The first of these trends is called “stack strategically: architecting a better future”. This, he explained, has to do with how organisations do their technology. “It’s not just about the outcome but how you develop the technology, the architecture and the architects that are strategic to your business, which is why we are seeing C-suites and boards care about the technology and how it’s done.”
He added: “As you think about architecting the future, it is about things like the cloud – how do you get to the cloud and how do you extend to the edge. It’s about data in AI and how to incorporate it in support of your business.”
The second trend, said Daugherty, is around the “mirrored world” − the power of massive, intelligent digital twins, digital, computerised twins that mirror the physical world.
“This is moving from simulation to operations and impact,” he stated. “Analysts forecast that spending on digital twins investment will increase from $3 billion this year to $35 billion, a tenfold increase in just a few years.
“That is what we see on the horizon…digital twins in retail, digital twins in sports, digital twins in automotive, in security with a cyber twin capability that we've developed, and that's really charting a course to a different way of running the business and driving effectiveness in business going forward.
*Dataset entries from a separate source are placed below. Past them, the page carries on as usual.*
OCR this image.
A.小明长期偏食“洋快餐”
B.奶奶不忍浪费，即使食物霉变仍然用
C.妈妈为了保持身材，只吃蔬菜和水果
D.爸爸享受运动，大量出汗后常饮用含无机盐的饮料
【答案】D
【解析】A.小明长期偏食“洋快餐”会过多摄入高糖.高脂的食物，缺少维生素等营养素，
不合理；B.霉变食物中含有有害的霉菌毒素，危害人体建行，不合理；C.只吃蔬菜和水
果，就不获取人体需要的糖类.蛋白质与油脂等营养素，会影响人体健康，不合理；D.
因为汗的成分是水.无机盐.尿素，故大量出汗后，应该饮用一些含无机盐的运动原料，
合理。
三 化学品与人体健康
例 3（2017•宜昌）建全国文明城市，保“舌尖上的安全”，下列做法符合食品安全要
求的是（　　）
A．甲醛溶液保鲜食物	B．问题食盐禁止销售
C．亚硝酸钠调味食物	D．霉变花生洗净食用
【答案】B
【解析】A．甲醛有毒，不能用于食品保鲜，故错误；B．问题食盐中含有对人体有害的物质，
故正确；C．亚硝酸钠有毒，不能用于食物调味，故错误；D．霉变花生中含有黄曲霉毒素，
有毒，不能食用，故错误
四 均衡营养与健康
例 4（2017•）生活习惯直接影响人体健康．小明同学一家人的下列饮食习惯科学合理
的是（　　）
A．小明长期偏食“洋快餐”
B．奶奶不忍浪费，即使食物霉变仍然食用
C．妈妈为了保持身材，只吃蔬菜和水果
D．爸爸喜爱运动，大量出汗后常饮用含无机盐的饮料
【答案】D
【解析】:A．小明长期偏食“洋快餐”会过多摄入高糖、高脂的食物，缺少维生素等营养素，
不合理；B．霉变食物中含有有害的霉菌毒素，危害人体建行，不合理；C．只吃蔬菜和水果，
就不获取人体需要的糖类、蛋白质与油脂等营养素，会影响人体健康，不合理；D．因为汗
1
Trend number three, he said, is called “I, technologist”, which is the democratising of technology. “If every business is a digital business, then every person needs to know technology and needs to be fluent in technology.
“It's about different ways of equipping people. The average person, not the IT professional, must develop applications in minutes rather than the old way of doing things. The CIO's role will change to one of developing the applications to empowering many more people and equipping many more people to power the business with technology.”
The fourth trend is “anywhere, everywhere”, he said. “It's much broader looking at how we power people to work in this new way and the role of technology in doing that. This is about creating the new culture of how people work in this environment.”
The fifth and final trend is “from me to we”, something Daugherty said is a multiparty system's path through chaos.
“The future is about more complex ecosystems to solve these big problems we face. Think about carbon tracking, think about broad health and healthcare systems. Think about broad supply chains; you know, circular supply chains. This is going to involve multiple parties working together and the time for multiparty systems. By that we mean, blockchain distributed ledgers and the like is really here, and it's required, and we're seeing the impact of them.”
He concluded: “We have an exciting future ahead. It's the future of human empowerment and human potential working with technology in a new way – solving some of the big problems that are intrinsic in the world today.”